Dessa forma, a enxertia in vitro apresenta-se como uma estratégia para a propagação clonal de árvores adultas de Eucalyptus com potencial de aplicação no rejuvenescimento de clones, conforme sugerido em trabalhos com espécies frutíferas (Pliego-Alfaro & Murashige, 1987) e florestais (Kretzschmar & Ewald, 1994; Perrin et al., 1994; Ewald & Kretzschmar, 1996). Segundo Huang et al. (1992), a enxertia in vitro seriada pode ser adotada como técnica de rejuvenescimento, por proporcionar resultados com maior rapidez e eficiência em comparação à enxertia ex vitro, uma vez que propágulos com menores dimensões e mais juvenis são utilizados.

Esta técnica, inicialmente estabelecida por Murashige et al. (1972) para plantas cítricas, consiste em enxertar, sob condições assépticas, um meristema ou ápice caulinar obtido de plantas adultas sobre porta-enxertos oriundos de sementes germinadas in vitro.

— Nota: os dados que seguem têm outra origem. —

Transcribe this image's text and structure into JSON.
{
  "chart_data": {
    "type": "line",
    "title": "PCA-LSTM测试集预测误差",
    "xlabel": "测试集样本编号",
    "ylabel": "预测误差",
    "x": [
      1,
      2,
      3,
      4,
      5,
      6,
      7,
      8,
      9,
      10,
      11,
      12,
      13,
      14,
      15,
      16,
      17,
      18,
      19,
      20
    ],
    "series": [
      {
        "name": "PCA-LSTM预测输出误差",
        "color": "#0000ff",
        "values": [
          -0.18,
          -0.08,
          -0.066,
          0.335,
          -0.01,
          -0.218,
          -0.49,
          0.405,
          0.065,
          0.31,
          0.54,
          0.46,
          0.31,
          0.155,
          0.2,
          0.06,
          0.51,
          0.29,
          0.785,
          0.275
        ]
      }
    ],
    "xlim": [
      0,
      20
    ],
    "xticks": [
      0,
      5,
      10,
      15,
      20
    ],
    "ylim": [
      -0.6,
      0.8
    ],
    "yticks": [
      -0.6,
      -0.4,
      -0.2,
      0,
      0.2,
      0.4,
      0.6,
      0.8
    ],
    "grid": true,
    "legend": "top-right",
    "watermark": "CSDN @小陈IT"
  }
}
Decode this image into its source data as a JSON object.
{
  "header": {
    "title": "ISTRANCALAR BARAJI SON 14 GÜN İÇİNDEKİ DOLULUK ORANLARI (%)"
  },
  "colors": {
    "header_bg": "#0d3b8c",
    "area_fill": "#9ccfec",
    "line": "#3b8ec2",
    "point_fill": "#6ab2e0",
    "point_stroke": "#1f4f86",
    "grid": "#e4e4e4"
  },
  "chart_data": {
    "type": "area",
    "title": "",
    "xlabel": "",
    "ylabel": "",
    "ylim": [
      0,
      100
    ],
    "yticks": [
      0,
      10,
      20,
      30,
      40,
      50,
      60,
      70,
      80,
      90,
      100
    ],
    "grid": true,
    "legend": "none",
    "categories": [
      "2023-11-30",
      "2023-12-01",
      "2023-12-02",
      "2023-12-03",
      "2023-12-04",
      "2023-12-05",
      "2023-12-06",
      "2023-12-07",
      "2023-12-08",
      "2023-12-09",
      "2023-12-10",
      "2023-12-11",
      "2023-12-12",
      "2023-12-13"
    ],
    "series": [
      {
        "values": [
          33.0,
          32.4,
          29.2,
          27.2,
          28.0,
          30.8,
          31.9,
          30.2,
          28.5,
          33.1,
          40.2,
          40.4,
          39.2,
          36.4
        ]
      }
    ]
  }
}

Resultados satisfatórios da utilização de enxertia in vitro na propagação clonal de espécies frutíferas e florestais são mencionados por Kretzschmar & Ewald (1994), Monteuuis (1994, 1995), Ramanayake & Kovoor (1999), Troncoso et al. (1999), Mneney & Mantell (2001) e Thimmappaiah et al. (2002). Na obtenção de plantas de citrus livres de vírus, entre outros patógenos, Paiva et al. (1993) e Mukhopadhyay et al. (1997) alcançaram sucesso, enfatizando a eficiência da enxertia in vitro na limpeza clonal dessas plantas. Além disso, diversos trabalhos têm sido conduzidos, envolvendo a aplicação da enxertia in vitro em estudos pertinentes à rápida detecção da incompatibilidade em diferentes espécies (Moore, 1984; Gebhardt & Goldbach, 1988; Errea et al., 1994, 2001; Ermel et al., 1997; Errea, 1998; Estrada-Luna et al., 2002).

Este trabalho objetivou avaliar a eficiência da enxertia in vitro, na propagação de clones de E. urophylla e E. grandis.

Material e Métodos

O trabalho foi desenvolvido no Laboratório de Cultura de Tecidos Vegetais II, do Instituto de Biotecnologia Aplicada à Agropecuária (Bioagro), Universidade Federal de Viçosa.

Foram utilizados dois clones híbridos de E. urophylla e E. grandis provenientes da empresa V&M Florestal Ltda. e sementes dessas espécies, provenientes da região de Mogi Guaçu, SP, da empresa International Paper do Brasil.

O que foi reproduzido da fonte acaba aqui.